Exhibition details here- https://www.blackboxbelfast.com/event/online-exhibition-ethan-smyth/
This March we have been so thrilled to have Ethan Smyth Ethan Smyth is an illustrator and motion graphic artist based in Belfast, Northern Ireland. With over 10 years experience as a practising artist, his work has been exhibited across the world in Croatia, America, Canada, UK and Ireland. Bringing his illustrations to life through subtle animation, his playful, bold and contemporary style captivates his audience..
Thank you, Ethan, for being one of our online exhibiting artists and sharing your beautiful work with us. And here is a mini-interview/blog from them!
What’s your background?
Although my work is mainly digital, I come from a more traditional art background (scroll down by Instagram feed and you’ll see!) I originally trained as a printmaker through the University of Ulster, Belfast, focusing primarily on Lithography and woodcut. Through this I had the opportunity to study painting abroad at the Academy of Fine Art, Zagreb and the University of Tennessee, Knoxville.
After graduating from university, I was lucky to get a job with Seacourt Print Workshop working as a teacher for their own in-house classes as well as in schools across Northern Ireland. During my time here, I further developed my practise of printmaking and hosted a range of exhibitions. I also worked in the Film and TV industry as a graphic designer, creating everything from shop front signage to fake stacks of money.
Are there key themes in your work?
A key theme within my work is people and everyday life. I enjoy capturing the small things in life in my work. Over the years I have always had a sketchbook at hand and have actually kept a visual diary of my everyday life. I have sketchbooks upon sketchbooks stored away in cupboards documenting the little things you observe when out and about.
Another theme in my work is exploration, not just within the subject matter but within the perception, practice and execution. I enjoy always pushing myself to try new things.
What are they, how do you explore them?
My work varies a lot in medium, however more recently I have migrated over to digital drawing and animation, something that is limitless, instant and allows me to work to whatever size imaginable.
How has your practice developed or changed over time?
Throughout my early career as an artist, I really had no idea what avenue I wanted to go down. After leaving university I decided the best way to find out was to surround myself with like-minded people. This gave me the confidence to keep practising art even if I didn’t know what my particular interest or style was. Working alongside Seacourt Print workshop enabled me to keep a positive relationship with art. It also helped me explore new techniques and styles – something that I wouldn’t have had the confidence to do myself. I truly believe that a positive work environment is everything and I owe a lot of my skill set and exploration to Seacourt for this!

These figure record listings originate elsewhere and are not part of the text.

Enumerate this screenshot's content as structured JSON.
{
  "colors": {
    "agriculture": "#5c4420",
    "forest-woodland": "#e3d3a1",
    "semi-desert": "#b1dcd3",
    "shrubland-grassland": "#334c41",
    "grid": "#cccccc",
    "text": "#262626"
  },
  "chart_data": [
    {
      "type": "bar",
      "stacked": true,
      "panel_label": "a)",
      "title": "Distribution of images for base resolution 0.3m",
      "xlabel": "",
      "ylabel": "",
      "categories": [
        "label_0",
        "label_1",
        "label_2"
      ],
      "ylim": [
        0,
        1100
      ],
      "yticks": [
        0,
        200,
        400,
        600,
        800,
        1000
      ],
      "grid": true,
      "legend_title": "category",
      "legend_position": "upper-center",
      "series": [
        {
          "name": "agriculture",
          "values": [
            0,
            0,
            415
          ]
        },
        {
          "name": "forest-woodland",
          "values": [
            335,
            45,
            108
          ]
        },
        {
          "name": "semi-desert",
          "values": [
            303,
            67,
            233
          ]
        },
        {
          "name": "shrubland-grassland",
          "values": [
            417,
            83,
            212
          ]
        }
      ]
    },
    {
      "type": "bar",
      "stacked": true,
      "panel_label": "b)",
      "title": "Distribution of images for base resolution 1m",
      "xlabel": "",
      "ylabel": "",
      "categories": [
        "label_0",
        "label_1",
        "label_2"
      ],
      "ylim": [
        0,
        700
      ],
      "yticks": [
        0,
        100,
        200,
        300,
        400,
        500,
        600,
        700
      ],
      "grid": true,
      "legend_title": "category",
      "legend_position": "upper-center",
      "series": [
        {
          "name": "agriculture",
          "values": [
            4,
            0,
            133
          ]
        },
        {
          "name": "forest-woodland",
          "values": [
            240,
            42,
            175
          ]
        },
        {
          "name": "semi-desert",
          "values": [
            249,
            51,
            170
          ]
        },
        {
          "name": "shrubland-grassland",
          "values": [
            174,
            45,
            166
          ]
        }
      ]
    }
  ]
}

In February 2016 I decided to move to France to further explore my practice. I spent a year documenting my trip through ‘in situ’ woodcut prints. This particular type of printmaking meant I could truly concentrate on my linework and worry less about colour – something which I have been developing more recently.
After spending almost 2 years in France, I returned home to Northern Ireland with a folder of over 200 prints, collages and drawings. I feel that through this I gained a strong grounding in line work, pattern and composition. Since then, I have been working on a more contemporary style fit for a modern audience but I wouldn’t have got to this point without my woodcuts.
What work or processes do you most enjoying doing?
At the moment I am hooked on looped animations, something that I am forever tinkering with.
Who or what are your biggest influences?
I take a huge amount of inspiration from traditional artists such as Matisse and Kandinsky for their geometric structure and patterns. Matisse’s Cut-outs has become a permanent fixture on my studio desk as of recent. Tomi Ungerer has always been a great inspiration for me too. His confident line work and ability to attack sensitive topics within his book, ‘Pensées Secrètes‘ has always stayed with me. I was lucky enough to see him at Offset Dublin in 2015 before his passing.
I am an avid Instagram user and think it’s a fantastic platform to find like-minded artists who are experimenting with digital. The world of illustration and design is changing every day and I enjoy following different artists and gallery pages to see what type of work other people are doing.
Have you had any responses to your work that were particularly memorable, or not what you expected?
When I started drawing the Belfast pubs at the start of lockdown, I never expected the response I would get from them. I had no set plan when I drew the first pub (which was The Spaniard). In fact, it was mainly to experiment with digital drawing and colours. After the initial response, I realised that it was a subject which I could explore further as people were positively engaging with it.
What’s the best piece of advice you’ve been given?
Brain fogs a pretty massive problem in this line of work, and while I was in university a friend told me once, ‘In the words of Ernest Hemingway – ‘Write drunk, edit sober’
Obviously not literally unless you want, but I think you can be too precious with work and this can add a lot of stress to the job. I always think about this when I get stuck, as a means to be a little more carefree with the intention of refining it later the next day.